Yeah. Does the Uber car really capture video at 480p and 15fps? Also only releasing the video conveniently ignores the fact that these cars have IR and LIDAR. The pedestrian is hard to see in this video essentially because it is dark and they are wearing dark clothing. Neither of these are at all obstacles to LIDAR and IR, and the video at least shows us that the road is clear of obstructions.
>Does the Uber car really capture video at 480p and 15fps?
Probably not, but it isn't like the inputs to the self-driving models really need to be better than that. Lower resolution helps your processing time a lot and there's little point in having an FPS higher than your processing time.
I'm sure at least the collision avoidance part of the system would need to poll at a much higher rate than 15fps. That's up to 67ms latency you're adding. With enough miles that delay could kill people.
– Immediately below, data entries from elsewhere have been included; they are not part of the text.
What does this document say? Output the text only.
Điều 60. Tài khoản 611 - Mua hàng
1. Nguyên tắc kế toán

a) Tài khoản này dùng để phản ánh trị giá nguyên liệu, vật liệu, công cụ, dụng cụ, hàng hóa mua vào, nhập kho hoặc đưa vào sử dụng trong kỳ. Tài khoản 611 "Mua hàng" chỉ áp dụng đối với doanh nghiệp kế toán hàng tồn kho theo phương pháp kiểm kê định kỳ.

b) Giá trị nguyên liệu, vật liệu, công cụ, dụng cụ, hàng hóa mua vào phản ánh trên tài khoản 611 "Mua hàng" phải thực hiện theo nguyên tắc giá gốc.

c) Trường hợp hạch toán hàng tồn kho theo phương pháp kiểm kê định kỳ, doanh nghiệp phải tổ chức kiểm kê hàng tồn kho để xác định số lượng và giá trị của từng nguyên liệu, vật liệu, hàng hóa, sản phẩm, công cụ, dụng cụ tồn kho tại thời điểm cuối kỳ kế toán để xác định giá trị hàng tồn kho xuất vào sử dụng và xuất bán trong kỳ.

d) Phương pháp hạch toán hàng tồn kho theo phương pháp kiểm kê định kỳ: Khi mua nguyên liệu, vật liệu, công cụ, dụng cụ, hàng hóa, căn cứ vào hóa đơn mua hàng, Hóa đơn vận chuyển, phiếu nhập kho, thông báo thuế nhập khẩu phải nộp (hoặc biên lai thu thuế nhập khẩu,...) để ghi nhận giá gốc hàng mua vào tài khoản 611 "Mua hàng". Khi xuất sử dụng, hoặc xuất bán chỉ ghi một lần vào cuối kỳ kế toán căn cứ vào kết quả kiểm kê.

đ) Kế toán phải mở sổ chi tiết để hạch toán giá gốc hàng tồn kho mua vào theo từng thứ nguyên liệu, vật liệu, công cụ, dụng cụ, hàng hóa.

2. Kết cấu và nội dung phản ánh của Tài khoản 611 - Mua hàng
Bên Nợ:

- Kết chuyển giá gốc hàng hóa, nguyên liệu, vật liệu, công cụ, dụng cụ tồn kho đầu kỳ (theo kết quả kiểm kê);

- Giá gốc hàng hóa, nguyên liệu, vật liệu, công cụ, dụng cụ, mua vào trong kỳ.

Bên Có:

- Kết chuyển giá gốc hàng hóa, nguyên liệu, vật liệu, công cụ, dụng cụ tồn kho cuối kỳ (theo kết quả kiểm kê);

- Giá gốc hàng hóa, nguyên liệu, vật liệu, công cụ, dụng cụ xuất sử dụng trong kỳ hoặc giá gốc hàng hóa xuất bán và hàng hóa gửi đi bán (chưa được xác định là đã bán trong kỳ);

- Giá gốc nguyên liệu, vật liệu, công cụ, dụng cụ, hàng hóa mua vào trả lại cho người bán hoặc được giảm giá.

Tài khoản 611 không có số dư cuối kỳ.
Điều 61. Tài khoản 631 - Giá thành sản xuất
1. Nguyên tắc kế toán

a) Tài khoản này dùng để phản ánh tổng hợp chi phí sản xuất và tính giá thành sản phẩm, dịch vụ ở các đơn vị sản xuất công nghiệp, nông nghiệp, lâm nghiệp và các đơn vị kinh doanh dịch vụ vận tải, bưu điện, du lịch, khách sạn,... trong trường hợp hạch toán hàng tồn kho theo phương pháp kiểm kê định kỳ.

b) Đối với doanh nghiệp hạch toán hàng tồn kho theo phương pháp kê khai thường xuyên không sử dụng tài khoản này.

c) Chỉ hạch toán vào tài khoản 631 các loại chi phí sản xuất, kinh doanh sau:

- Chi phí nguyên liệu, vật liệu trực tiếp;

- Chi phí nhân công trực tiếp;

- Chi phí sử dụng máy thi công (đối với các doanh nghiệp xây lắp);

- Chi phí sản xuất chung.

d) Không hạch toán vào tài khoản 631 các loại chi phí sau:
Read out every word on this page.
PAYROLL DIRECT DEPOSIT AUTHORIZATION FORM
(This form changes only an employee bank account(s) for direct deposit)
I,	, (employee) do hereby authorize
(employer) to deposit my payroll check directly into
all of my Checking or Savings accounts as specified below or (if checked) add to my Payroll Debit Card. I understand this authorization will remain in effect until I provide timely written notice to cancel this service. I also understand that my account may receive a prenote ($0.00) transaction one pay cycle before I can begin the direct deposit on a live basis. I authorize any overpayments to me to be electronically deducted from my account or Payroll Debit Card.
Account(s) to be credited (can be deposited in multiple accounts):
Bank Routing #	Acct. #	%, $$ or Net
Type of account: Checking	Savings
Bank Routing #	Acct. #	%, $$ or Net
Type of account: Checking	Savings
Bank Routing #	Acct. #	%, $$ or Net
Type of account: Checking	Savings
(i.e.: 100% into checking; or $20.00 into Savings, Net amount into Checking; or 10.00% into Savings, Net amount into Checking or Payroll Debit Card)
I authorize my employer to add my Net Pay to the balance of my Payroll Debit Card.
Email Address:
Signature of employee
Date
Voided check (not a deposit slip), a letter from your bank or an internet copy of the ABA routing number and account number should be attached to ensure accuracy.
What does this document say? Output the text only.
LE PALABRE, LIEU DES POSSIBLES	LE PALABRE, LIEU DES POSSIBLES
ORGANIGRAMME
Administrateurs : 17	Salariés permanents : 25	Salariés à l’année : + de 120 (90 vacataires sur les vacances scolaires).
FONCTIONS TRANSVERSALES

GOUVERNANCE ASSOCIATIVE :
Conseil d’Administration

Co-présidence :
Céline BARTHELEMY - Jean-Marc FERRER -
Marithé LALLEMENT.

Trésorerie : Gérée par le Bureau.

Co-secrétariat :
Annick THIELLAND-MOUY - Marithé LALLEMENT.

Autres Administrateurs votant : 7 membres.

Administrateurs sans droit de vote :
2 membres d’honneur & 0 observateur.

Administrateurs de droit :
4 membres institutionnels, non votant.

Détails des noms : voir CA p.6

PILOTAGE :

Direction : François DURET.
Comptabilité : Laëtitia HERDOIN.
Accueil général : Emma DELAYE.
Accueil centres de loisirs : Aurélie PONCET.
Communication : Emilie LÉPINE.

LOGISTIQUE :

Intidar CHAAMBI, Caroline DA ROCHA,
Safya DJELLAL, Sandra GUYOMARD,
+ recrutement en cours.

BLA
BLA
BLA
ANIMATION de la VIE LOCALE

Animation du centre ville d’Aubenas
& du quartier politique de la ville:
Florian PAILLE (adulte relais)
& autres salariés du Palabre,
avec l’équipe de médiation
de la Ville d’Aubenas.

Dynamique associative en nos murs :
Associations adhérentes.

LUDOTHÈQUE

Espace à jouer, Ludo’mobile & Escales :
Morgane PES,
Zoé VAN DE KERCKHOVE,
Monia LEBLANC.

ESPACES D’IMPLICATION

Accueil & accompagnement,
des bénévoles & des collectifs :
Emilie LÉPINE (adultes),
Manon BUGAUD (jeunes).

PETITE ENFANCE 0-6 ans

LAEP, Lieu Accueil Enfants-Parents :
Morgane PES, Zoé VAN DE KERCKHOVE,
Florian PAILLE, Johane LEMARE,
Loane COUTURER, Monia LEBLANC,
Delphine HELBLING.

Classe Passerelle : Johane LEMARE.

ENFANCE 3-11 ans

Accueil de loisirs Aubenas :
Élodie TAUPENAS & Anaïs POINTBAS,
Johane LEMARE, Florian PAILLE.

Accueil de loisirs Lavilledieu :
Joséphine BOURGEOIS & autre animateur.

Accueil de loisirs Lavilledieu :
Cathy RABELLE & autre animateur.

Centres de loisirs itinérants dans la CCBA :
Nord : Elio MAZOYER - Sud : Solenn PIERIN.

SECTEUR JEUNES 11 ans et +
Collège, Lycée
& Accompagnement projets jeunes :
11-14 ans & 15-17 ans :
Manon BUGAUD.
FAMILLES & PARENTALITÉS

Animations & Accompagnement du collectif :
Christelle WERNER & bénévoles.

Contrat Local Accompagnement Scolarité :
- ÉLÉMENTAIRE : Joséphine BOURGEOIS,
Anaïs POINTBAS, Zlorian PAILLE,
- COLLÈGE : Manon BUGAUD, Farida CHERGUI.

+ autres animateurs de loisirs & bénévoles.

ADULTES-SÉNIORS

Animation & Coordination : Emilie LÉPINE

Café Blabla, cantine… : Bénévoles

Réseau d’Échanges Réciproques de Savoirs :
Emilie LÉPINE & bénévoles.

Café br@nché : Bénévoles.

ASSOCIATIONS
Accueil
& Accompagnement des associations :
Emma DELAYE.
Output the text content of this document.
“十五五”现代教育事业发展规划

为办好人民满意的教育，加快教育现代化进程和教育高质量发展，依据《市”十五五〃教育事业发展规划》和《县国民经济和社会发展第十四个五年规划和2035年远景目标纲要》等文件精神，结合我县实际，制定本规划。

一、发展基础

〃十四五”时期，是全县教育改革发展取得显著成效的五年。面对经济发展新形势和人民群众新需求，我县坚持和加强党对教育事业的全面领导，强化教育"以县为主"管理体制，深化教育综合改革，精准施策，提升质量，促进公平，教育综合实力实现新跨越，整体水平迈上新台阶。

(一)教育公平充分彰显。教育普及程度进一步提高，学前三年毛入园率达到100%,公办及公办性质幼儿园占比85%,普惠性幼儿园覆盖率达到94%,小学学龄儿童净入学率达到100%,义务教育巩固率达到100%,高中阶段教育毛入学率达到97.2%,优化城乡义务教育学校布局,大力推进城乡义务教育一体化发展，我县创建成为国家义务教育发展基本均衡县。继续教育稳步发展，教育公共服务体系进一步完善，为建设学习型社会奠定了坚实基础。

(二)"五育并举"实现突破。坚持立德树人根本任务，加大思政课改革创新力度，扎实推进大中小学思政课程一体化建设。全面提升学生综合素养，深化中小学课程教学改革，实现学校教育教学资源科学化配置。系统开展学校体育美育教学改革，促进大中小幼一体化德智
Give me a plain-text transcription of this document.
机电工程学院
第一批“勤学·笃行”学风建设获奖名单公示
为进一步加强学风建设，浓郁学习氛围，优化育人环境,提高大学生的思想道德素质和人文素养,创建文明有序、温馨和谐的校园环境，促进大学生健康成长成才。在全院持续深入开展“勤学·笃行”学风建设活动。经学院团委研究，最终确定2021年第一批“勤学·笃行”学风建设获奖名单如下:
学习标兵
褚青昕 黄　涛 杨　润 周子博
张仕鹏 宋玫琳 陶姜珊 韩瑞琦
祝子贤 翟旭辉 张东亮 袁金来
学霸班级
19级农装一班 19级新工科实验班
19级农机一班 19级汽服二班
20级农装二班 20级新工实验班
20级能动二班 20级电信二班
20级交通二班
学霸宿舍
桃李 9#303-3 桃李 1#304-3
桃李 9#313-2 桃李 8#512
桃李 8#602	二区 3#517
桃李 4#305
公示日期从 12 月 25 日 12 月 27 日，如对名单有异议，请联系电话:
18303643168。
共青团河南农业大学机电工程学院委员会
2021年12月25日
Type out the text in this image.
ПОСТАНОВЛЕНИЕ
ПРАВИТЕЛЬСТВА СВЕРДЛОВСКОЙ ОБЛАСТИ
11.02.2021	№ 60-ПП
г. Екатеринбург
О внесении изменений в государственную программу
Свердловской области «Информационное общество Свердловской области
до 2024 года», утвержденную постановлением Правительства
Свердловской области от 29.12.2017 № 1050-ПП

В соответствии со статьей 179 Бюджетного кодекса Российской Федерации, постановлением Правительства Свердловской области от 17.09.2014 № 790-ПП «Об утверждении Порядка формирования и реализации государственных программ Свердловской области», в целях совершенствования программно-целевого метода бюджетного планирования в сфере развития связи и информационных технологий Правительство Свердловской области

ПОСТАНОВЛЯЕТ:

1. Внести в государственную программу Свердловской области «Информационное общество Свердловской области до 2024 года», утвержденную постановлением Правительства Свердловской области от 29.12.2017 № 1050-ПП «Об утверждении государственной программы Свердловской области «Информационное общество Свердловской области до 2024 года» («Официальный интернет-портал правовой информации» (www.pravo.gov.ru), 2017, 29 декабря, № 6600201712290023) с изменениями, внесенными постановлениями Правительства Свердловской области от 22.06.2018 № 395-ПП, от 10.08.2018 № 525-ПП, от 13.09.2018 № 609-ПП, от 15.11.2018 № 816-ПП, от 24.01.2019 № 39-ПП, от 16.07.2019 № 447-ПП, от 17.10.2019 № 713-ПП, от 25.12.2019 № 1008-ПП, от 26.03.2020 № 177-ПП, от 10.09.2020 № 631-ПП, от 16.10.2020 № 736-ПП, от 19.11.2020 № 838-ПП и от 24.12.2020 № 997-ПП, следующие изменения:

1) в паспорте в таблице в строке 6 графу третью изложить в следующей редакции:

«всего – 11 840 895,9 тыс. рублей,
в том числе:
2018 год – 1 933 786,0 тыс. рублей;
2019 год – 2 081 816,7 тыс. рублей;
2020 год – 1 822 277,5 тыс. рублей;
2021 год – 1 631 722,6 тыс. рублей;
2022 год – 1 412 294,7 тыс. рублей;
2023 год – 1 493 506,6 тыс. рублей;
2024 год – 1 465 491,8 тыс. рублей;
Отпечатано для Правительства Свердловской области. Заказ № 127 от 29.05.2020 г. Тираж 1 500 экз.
Average human reaction speed is around 215ms. Not an apples-to-apples comparison because humans can react much faster to continuous situations (humans have a timing accuracy of around 9.5ms) while a machine-learning model is limited to only reacting once per frame, but still.
If you wan't to compare against human "sample rate", it'd be equivalent to at least ~200 FPS (in order to get the same accuracy with a camera). Sure, the signal takes a moment to plumb its way through, but that's irrelevant to spotting objects.
If they're actually feeding data at 15 FPS into their ML model, then what the fuck were they expecting? Correlating movements at those framerates would be nigh-impossible.
Relying on ML for this is already comically irresponsible, but that'd just be ridiculous.
My ass, mostly. I'm extrapolating based on monitor framerates and how accurately we can see the velocity of fast-moving objects, and that I can spot a timing difference of ~5ms reliably.
Human eyes are almost comparable in terms of a framerate based on the neuron spiking rates, which are somewhere over 250-500Hz max. Obviously that's not directly comparable though, but it gives an idea of how well we can deal with moving objects.
I think they're pulling it from noticeable monitor FPS rates. I'm not an expert on machine vision, so I couldn't tell you the FPS needed to correlate movements between frames.
Average human reaction speed when driving, from the time the dangerous situation happens to the time of first reaction, is usually considered to be in the 700-2000 ms range. The lower bound is with optimal lighting and after something has alerted the driver in advance (e.g. a police car dashing past you a moment before), and the first reaction is not "the brakes are slammed" but "the foot is lifted from the accelerator". Hitting the brakes can take another 100-200 ms.